Tony Rothman (born 1953) is an American theoretical physicist specializing in cosmology, and science fiction writer.

Rothman holds a B.A. from Swarthmore College, (1975) and a Ph.D from the University of Texas at Austin (1981), where he studied at the Center for Relativity. He continued on post-doctoral fellowships at Oxford, the University of Moscow and the University of Cape Town. After returning to the United States, Rothman briefly worked as an editor at "Scientific American", then went on to teach at Harvard, Illinois Wesleyan University, Bryn Mawr College and more recently at Princeton University.
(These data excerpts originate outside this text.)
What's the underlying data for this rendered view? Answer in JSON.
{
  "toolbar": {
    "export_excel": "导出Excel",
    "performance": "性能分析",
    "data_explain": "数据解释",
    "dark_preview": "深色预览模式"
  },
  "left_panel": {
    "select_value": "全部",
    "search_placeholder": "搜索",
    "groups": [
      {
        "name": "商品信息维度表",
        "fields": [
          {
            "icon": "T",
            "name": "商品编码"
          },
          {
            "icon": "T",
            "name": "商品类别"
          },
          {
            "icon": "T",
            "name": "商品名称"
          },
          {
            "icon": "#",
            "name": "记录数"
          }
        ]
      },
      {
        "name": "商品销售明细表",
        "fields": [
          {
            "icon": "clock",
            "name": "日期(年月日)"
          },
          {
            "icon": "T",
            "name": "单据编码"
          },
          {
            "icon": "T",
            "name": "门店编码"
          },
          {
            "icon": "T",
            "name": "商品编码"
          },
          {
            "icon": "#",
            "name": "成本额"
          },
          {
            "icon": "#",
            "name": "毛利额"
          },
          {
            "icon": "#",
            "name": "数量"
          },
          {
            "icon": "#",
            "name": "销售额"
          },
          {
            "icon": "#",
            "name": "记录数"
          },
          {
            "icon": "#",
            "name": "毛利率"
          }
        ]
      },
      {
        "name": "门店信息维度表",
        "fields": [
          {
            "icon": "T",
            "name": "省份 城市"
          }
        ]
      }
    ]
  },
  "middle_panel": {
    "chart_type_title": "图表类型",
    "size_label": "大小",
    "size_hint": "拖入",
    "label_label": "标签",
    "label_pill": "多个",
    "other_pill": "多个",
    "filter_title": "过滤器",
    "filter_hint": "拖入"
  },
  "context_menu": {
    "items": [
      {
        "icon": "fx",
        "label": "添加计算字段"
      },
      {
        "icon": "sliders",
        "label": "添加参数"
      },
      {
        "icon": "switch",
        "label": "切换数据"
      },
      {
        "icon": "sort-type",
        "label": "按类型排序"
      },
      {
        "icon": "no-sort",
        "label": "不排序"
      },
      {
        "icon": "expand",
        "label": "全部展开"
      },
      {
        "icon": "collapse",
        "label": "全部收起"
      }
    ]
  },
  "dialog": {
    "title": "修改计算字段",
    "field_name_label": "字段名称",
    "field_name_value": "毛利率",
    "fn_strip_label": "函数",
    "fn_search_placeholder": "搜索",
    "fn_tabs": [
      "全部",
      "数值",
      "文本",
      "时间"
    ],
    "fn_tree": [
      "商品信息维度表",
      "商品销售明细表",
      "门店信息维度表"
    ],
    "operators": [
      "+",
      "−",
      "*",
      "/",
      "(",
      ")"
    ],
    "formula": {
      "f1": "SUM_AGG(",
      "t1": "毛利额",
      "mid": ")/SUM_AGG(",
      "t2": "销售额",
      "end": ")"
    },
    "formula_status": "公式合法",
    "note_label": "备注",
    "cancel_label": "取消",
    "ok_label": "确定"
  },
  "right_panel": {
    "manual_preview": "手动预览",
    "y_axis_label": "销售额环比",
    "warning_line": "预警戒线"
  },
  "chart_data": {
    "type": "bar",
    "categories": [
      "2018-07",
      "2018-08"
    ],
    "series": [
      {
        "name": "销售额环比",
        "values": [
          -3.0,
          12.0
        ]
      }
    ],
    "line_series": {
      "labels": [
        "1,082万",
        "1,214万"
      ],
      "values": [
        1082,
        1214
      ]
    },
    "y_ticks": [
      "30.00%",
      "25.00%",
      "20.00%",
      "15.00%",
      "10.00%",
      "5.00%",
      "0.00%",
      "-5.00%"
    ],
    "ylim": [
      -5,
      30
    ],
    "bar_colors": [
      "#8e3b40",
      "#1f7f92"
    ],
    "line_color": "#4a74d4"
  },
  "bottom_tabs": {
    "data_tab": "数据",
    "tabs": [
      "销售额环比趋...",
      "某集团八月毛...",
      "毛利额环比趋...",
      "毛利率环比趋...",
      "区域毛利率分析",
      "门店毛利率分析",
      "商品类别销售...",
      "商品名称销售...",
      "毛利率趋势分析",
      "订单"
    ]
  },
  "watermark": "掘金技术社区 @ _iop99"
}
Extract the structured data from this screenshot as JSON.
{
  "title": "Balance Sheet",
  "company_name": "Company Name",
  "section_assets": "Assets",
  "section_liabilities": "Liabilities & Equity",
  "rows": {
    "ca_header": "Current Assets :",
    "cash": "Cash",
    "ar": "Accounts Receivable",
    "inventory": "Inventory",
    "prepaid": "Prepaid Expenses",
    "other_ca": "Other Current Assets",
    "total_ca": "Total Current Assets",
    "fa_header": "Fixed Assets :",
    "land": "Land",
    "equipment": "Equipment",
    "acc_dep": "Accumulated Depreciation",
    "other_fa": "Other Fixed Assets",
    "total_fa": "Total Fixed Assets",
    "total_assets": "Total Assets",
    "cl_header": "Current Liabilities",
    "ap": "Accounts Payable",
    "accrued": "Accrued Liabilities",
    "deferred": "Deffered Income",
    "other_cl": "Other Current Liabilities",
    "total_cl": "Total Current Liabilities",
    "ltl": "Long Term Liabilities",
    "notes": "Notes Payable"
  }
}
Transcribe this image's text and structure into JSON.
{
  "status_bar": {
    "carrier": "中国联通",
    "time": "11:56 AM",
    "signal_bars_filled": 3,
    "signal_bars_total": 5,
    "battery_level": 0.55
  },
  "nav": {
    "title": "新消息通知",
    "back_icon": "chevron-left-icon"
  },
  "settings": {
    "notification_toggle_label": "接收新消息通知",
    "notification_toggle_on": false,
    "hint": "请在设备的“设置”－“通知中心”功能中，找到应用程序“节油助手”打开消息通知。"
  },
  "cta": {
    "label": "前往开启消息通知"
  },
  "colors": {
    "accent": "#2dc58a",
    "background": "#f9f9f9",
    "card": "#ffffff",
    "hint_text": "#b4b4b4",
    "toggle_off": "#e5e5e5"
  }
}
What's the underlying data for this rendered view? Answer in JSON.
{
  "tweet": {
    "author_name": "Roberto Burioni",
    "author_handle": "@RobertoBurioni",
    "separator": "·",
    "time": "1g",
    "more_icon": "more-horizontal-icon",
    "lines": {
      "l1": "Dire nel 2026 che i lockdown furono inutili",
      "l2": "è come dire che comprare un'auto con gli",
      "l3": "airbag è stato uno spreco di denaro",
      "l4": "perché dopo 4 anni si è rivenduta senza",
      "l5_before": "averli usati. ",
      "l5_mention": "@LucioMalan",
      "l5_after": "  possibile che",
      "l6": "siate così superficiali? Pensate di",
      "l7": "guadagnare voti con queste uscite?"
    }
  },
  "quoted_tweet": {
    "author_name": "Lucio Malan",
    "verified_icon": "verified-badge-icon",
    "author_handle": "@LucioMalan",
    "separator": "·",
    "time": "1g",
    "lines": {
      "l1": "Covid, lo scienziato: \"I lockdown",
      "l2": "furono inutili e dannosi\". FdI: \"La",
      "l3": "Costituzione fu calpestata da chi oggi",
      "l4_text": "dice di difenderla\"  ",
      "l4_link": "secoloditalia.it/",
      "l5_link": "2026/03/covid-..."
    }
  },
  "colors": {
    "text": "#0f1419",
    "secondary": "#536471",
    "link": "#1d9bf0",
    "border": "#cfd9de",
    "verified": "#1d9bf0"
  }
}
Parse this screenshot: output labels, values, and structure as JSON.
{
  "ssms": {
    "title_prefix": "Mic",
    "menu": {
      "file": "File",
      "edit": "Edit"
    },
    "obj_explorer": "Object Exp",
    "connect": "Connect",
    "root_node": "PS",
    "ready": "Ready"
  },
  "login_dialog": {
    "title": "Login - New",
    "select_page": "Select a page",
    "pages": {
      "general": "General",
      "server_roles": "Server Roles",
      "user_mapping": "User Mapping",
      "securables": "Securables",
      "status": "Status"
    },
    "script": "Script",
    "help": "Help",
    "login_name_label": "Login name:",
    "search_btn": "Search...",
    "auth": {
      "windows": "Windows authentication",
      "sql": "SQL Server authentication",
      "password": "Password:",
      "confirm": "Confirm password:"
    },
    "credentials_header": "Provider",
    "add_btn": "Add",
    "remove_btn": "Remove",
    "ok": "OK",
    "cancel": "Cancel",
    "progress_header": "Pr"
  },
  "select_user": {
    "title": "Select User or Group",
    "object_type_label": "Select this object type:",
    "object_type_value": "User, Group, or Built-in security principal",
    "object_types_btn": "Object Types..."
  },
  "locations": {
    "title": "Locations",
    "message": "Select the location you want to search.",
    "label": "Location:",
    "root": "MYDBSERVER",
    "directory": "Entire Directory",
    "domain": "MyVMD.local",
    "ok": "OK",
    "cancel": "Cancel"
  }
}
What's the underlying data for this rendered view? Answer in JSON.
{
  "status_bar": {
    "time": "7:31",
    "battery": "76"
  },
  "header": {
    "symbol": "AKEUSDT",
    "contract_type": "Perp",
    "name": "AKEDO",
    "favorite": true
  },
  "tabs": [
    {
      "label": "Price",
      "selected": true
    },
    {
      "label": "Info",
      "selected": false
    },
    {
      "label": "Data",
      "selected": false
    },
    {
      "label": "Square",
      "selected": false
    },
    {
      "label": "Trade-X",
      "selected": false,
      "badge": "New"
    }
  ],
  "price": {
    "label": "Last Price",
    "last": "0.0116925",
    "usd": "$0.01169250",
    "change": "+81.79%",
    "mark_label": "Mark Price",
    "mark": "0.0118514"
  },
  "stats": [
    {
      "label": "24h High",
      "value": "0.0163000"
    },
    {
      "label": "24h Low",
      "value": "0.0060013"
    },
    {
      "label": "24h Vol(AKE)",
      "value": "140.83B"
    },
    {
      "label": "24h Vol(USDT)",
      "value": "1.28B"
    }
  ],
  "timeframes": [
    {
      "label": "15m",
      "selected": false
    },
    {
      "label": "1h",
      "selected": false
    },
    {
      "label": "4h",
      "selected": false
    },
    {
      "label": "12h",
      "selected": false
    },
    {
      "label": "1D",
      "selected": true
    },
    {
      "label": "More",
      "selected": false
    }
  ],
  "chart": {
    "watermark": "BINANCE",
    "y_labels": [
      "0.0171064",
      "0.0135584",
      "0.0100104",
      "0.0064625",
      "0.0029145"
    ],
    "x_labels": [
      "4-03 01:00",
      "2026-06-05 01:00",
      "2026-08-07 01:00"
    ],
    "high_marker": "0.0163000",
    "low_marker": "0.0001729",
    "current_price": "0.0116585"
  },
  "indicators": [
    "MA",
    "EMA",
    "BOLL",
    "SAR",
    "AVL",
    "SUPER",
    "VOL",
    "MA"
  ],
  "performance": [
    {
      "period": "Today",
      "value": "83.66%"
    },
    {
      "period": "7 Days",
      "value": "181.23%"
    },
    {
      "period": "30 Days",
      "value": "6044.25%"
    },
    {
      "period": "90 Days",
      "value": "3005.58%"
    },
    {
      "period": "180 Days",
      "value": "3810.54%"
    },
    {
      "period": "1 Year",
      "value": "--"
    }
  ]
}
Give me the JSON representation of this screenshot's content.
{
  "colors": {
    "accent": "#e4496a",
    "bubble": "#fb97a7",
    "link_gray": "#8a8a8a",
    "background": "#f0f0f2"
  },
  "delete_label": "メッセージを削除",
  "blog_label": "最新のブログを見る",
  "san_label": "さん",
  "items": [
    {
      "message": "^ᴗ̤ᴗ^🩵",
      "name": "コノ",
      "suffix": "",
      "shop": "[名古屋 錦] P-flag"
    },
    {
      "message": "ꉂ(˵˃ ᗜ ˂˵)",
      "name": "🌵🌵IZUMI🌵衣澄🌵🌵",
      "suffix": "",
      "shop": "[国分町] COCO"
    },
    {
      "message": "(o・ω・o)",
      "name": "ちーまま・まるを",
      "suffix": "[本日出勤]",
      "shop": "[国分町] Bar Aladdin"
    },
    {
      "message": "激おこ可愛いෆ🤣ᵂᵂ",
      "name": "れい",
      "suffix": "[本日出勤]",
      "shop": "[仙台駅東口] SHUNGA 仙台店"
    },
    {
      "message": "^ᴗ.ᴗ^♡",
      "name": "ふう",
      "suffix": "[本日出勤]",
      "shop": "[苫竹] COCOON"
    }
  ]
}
Rothman's scientific research has been mostly in the areas of general relativity and cosmology, where he has made contributions to the study of the early universe, specifically cosmic nucleosynthesis, black holes, inflationary cosmology and gravitons.

Tony is the son of science fiction writer Milton A. Rothman. Tony Rothman's first book, written just after graduating college, was "The World is Round" (Ballantine, 1978), a science fiction novel about the evolution of society on a planet with a rather uncommon feature. His experiences in Russia led to the collection of short stories entitled "Censored Tales" (1989). He has also published six books of popular science and science history. His collection "A Physicist on Madison Avenue" (1991) was nominated for the Pulitzer Prize, while "Doubt and Certainty", with George Sudarshan, was chosen by the A-List as one of the 200 best books of 1998. "Sacred Mathematics: Japanese Temple Geometry", with Fukagawa Hidetoshi, the first history of sangaku in English, appeared in 2008.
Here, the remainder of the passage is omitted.